Time, Love and Care I think.


----------



## gonewild (Oct 11, 2013)

Tender loving care.


----------



## OrchidIsa (Oct 11, 2013)

Really!? 

Ok... thanks


----------



## Erythrone (Oct 11, 2013)

Je boude.


----------



## gonewild (Oct 11, 2013)

OrchidIsa said:


> Really!?
> 
> Ok... thanks



Beyond the exact meaning of the letters the phrase is used to say... the plant needs extra special care and attention compared to other plants.


----------



## OrchidIsa (Oct 11, 2013)

Oh, ok  So that's what I'll do...

Thanks gonewild!


----------



## Ray (Oct 11, 2013)

tetra lydro cannibanol


----------



## Ozpaph (Oct 11, 2013)

Ray said:


> tetra lydro cannibanol



That's THC......................................somewhat different but the end effect may be similar.


----------



## Secundino (Oct 11, 2013)

¿¿canniba??nol:rollhappy::rollhappy::rollhappy::rollhappy::rollhappy::rollhappy: stoned cannibals, thats fun:rollhappy::rollhappy::rollhappy::clap::clap:


----------



## jtrmd (Oct 11, 2013)

A music group from the 90s


----------



## Brabantia (Oct 11, 2013)

Thin Layer Chromatography


----------



## Erythrone (Oct 11, 2013)

Twins leading a camel ?


----------



## mrhappyrotter (Oct 11, 2013)

The Learning Channel, now with 80% more reality TV and infomercials!


----------



## jtrmd (Oct 11, 2013)

mrhappyrotter said:


> The Learning Channel, now with 80% more reality TV and infomercials!

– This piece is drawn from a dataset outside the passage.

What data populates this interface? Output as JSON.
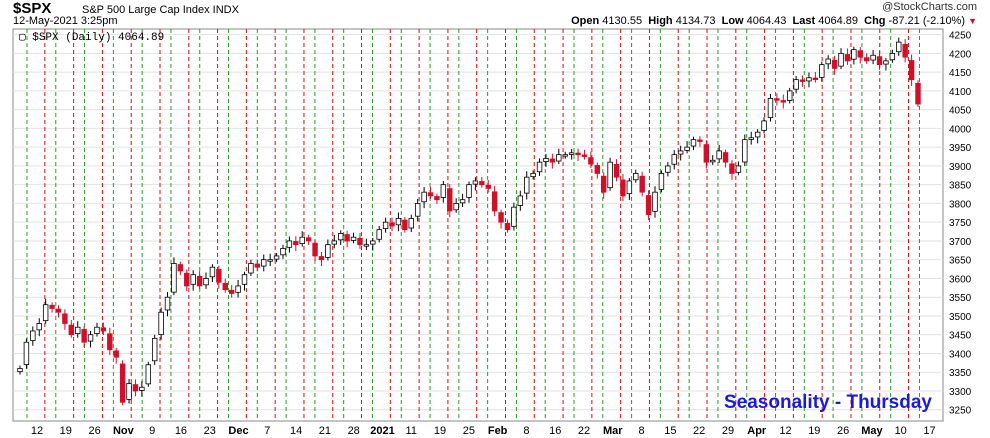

I think all the old ''Learning'' channels are like that now.I am really disappointed in how bad The History Channel is now.


----------



## abax (Oct 12, 2013)

Hijack! Mrhappy and jtrmd, you aren't alone in your disappointment. The
Discovery and History channels are soooooo off the mark. We still do have
the Science channel which seems to be interesting and informative...for
now. I do hope a lot of people are watching "Through The Wormhole with
Morgan Freeman".


----------